How flies taste salt

19 December 2018

Interview with

Mike Gordon, University of British Columbia

Salt is one of those things that take too little and you’re dead, but too much will kill you. So animals have evolved very complex mechanisms to taste salt and control how much they eat, and that includes fruit flies. And what Mike Gordon has found is that flies have multiple salt-detecting nerve cells; some of these respond chiefly to low concentrations of salt in the diet and seem to encourage intake. The others respond to high concentrations and normally deter a fly from eating a foodstuff that might contain a toxic salt burden. But, as Mike explains to Chris Smith, the intriguing thing is that, if the animal is deficient in salt, it can temporarily override and ignore the aversive “toxic” signal…

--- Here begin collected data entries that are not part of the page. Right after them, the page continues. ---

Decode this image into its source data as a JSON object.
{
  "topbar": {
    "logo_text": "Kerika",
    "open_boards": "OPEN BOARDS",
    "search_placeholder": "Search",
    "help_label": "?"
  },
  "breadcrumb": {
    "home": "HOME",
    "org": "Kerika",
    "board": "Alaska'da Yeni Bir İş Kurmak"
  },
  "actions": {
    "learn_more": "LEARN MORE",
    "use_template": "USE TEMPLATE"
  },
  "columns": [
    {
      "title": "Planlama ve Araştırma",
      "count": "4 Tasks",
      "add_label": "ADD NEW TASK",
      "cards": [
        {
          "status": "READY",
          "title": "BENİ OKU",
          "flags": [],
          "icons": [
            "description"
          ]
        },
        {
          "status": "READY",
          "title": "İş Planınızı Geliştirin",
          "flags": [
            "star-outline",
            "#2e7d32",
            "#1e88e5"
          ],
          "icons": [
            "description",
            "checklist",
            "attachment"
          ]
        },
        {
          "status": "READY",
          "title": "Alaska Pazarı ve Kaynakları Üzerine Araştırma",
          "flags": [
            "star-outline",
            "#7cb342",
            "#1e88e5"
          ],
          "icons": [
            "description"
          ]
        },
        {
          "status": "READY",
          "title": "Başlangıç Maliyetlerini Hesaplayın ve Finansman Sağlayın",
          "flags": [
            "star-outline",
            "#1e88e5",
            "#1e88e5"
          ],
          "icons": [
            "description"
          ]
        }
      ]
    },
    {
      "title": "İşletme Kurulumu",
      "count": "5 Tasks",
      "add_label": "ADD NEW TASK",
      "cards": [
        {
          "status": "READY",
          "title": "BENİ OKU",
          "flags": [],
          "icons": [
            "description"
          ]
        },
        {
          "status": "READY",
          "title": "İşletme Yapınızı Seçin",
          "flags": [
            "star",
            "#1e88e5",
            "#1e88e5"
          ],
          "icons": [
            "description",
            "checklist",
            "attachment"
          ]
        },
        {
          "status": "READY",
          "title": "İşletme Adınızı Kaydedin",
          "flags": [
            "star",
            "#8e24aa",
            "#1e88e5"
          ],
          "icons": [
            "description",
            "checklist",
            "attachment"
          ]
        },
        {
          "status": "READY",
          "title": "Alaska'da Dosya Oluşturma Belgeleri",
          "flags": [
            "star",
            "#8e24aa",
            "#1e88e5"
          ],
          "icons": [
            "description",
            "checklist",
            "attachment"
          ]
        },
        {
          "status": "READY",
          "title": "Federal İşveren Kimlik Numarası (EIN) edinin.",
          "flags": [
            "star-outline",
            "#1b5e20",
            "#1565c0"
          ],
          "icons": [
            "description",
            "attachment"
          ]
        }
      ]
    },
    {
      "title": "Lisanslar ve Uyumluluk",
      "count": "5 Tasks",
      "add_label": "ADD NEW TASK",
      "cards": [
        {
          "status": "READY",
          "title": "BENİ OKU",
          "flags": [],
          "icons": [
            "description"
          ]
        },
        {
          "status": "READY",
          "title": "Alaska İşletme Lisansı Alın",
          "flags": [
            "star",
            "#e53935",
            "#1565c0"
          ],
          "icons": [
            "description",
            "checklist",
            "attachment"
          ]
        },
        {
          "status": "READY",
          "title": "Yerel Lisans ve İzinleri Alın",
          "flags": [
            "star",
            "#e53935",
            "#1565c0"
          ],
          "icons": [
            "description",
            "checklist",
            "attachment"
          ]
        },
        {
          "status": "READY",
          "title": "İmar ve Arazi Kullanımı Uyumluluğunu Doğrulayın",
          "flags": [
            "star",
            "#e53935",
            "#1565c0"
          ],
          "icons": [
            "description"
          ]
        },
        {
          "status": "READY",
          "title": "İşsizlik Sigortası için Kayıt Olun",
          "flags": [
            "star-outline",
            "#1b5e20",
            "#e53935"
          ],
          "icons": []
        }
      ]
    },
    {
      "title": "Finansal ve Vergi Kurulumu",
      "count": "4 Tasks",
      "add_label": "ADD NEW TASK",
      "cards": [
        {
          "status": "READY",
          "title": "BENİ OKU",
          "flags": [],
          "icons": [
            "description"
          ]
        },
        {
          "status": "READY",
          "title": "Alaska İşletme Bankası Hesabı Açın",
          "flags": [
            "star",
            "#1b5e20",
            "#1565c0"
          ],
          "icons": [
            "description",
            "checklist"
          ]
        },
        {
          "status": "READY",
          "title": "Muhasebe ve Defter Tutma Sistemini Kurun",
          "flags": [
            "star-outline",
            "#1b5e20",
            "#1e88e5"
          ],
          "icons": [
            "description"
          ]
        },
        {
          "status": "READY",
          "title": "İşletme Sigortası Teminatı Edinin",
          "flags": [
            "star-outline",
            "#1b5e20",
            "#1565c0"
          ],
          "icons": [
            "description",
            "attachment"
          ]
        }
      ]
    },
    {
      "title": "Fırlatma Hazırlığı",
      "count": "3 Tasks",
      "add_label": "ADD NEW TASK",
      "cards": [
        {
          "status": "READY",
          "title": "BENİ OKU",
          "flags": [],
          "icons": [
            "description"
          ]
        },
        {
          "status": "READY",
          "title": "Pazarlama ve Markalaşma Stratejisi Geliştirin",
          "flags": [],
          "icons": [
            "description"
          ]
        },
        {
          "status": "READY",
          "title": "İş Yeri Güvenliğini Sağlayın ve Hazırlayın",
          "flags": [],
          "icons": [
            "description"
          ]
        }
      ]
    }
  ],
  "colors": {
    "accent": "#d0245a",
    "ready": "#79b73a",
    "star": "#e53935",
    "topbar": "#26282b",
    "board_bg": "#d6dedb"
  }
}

Mike - Well we really set out to try to understand how the taste system of the fly interprets salt in their environment, because salt is a particularly interesting taste modality because it's attractive at low concentrations but it's actually aversive at high concentrations. And so, unlike most tastes, which elicit either attraction or avoidance, salt actually does both. And so we figured that the way that the taste system must interpret salt had to be more complicated than other tastes.

Chris - Is it complicated like that because you need a bit of salt, but too much is a bad thing?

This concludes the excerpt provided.